I share the sentiment of this author based on my experience. You make a ridiculous statement about hospice being some sort of all knowing, all wonderful entity as if it can do no wrong.
The author here reflects how her mother rapidly went from fully functioning independent one day to heavily medicated and out of it the next day, and dead a week later. I agree this may be a case of overmedication. We are dealing with sensitive issues here and you wildly make judgment about it being anti hospice. In my case, I was deeply troubled by the experience where each and every question and each visit just turned into a ‘turn up the meds’ response. I have read quite a bit about this type of situation and it does seem to be standard policy. We can’t operate like hospice is right just because it is hospice, and more than the common outlook that the government is always going to do what’s right.
Our intellectual superiors want to drug boys instead of dealing with the fact that they behave like boys. Why shouldn't they drug old people, too?

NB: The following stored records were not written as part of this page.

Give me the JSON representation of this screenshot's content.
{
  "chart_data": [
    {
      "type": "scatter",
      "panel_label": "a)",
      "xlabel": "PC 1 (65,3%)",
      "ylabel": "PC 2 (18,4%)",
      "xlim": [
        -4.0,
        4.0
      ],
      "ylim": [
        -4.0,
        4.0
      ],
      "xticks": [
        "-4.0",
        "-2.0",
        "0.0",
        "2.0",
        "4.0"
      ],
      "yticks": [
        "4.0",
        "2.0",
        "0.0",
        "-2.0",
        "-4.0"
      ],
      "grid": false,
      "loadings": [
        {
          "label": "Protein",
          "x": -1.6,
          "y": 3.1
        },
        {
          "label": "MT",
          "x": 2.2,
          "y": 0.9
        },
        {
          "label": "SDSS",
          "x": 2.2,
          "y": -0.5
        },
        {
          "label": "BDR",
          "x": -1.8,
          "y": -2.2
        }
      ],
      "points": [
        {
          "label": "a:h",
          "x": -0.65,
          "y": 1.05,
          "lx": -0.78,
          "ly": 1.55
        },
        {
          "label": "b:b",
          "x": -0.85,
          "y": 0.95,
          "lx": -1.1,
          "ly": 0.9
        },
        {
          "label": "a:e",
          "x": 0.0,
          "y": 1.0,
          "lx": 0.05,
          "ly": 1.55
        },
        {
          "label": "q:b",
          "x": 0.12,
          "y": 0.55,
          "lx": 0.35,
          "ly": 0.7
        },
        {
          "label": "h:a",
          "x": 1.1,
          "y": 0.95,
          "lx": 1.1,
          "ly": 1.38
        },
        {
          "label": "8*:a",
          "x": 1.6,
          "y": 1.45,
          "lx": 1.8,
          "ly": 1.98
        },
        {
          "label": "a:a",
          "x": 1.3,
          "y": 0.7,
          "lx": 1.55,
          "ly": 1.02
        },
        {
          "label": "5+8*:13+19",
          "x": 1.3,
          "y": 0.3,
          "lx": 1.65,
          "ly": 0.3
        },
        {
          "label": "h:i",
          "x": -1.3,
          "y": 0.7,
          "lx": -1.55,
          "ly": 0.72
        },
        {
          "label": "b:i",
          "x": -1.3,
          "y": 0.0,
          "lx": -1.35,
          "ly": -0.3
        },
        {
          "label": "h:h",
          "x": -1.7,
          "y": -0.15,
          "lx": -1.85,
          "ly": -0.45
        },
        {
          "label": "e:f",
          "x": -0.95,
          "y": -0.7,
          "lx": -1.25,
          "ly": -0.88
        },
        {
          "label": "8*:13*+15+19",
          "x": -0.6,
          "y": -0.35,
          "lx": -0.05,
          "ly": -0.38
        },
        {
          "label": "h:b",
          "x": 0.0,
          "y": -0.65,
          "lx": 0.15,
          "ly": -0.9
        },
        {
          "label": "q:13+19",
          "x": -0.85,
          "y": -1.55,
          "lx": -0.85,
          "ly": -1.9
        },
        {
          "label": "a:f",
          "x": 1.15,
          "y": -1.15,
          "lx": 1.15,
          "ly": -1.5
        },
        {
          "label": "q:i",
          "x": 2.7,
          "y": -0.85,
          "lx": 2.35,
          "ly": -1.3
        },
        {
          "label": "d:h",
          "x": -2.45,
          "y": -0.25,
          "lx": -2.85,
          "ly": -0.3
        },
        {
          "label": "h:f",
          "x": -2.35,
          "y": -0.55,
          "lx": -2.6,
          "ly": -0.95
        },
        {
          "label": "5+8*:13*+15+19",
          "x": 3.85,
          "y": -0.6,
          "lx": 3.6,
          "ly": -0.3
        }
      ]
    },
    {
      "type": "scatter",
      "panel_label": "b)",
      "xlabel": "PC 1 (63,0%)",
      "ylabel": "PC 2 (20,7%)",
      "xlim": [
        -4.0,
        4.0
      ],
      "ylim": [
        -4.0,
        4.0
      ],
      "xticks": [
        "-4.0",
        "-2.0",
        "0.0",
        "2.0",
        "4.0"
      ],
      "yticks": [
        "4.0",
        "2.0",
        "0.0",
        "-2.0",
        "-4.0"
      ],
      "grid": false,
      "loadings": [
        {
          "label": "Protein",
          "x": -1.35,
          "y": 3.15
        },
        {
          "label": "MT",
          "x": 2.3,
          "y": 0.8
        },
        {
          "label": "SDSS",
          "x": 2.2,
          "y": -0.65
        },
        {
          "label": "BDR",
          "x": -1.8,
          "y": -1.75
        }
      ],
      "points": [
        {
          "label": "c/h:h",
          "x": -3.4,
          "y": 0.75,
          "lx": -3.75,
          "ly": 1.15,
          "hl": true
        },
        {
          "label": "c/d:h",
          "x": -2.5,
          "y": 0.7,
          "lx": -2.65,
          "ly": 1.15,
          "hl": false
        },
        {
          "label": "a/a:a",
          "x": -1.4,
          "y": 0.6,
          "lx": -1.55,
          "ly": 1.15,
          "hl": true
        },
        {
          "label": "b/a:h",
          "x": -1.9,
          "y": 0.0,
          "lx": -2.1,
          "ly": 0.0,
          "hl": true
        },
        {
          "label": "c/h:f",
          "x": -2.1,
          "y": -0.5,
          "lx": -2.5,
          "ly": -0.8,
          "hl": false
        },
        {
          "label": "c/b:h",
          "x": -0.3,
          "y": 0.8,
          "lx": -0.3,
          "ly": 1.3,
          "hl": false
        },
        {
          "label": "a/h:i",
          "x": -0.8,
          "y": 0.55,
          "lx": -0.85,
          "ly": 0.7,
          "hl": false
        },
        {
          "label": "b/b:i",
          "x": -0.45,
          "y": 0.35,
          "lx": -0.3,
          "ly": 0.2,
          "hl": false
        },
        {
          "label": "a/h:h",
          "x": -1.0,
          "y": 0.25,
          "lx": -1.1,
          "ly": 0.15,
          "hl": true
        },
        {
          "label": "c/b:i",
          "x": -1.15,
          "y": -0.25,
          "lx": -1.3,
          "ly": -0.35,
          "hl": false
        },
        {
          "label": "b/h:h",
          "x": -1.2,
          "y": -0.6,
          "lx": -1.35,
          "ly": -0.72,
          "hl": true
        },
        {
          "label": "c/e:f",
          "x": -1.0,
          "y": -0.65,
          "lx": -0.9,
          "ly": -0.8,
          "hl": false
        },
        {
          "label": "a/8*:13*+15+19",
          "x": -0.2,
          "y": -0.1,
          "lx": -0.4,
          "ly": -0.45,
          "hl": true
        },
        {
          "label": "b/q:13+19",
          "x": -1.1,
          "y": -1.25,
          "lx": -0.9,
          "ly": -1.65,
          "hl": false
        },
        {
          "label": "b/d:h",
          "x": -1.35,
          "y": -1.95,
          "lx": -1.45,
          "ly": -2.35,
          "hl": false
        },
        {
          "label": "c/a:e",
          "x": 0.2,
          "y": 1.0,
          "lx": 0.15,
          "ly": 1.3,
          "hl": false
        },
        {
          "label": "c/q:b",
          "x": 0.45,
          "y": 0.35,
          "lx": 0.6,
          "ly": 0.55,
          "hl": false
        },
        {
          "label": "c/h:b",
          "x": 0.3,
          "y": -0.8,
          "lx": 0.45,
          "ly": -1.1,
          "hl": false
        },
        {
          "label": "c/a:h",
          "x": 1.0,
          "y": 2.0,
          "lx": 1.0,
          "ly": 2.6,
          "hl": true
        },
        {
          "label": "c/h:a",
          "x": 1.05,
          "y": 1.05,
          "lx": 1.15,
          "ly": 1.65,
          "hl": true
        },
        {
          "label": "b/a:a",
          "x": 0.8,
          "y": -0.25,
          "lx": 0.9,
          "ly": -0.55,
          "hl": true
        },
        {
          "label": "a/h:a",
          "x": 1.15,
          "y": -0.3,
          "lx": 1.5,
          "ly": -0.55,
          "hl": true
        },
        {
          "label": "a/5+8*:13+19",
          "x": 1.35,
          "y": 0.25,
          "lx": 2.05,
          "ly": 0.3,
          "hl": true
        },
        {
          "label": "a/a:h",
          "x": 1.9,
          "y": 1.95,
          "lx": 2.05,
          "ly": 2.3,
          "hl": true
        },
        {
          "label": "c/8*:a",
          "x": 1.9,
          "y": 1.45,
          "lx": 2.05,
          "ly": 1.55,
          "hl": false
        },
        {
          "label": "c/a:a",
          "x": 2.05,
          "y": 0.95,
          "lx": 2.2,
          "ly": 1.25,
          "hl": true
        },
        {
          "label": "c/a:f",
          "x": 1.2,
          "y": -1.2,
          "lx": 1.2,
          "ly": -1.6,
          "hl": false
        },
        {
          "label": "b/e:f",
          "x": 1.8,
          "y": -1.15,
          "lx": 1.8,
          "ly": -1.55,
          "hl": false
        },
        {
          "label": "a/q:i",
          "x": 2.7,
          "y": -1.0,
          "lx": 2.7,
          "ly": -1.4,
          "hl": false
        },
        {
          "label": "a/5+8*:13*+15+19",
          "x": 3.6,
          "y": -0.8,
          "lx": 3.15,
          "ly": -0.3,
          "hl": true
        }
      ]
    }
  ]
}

When someone is a problem, just medicate them until they aren't.
It's very simply. The woman was dying. Bone cancer kills very quickly.... and very painfully.
The mother, “of sound mind,” and her doctor decided after a course of radiation and chemotherapy, that further treatment would not cure the cancer. That treatment in itself is wretched.
The mother certainly had the right to chose palliative care, over continued ineffective treatment.
Who is the daughter to tell her she can't?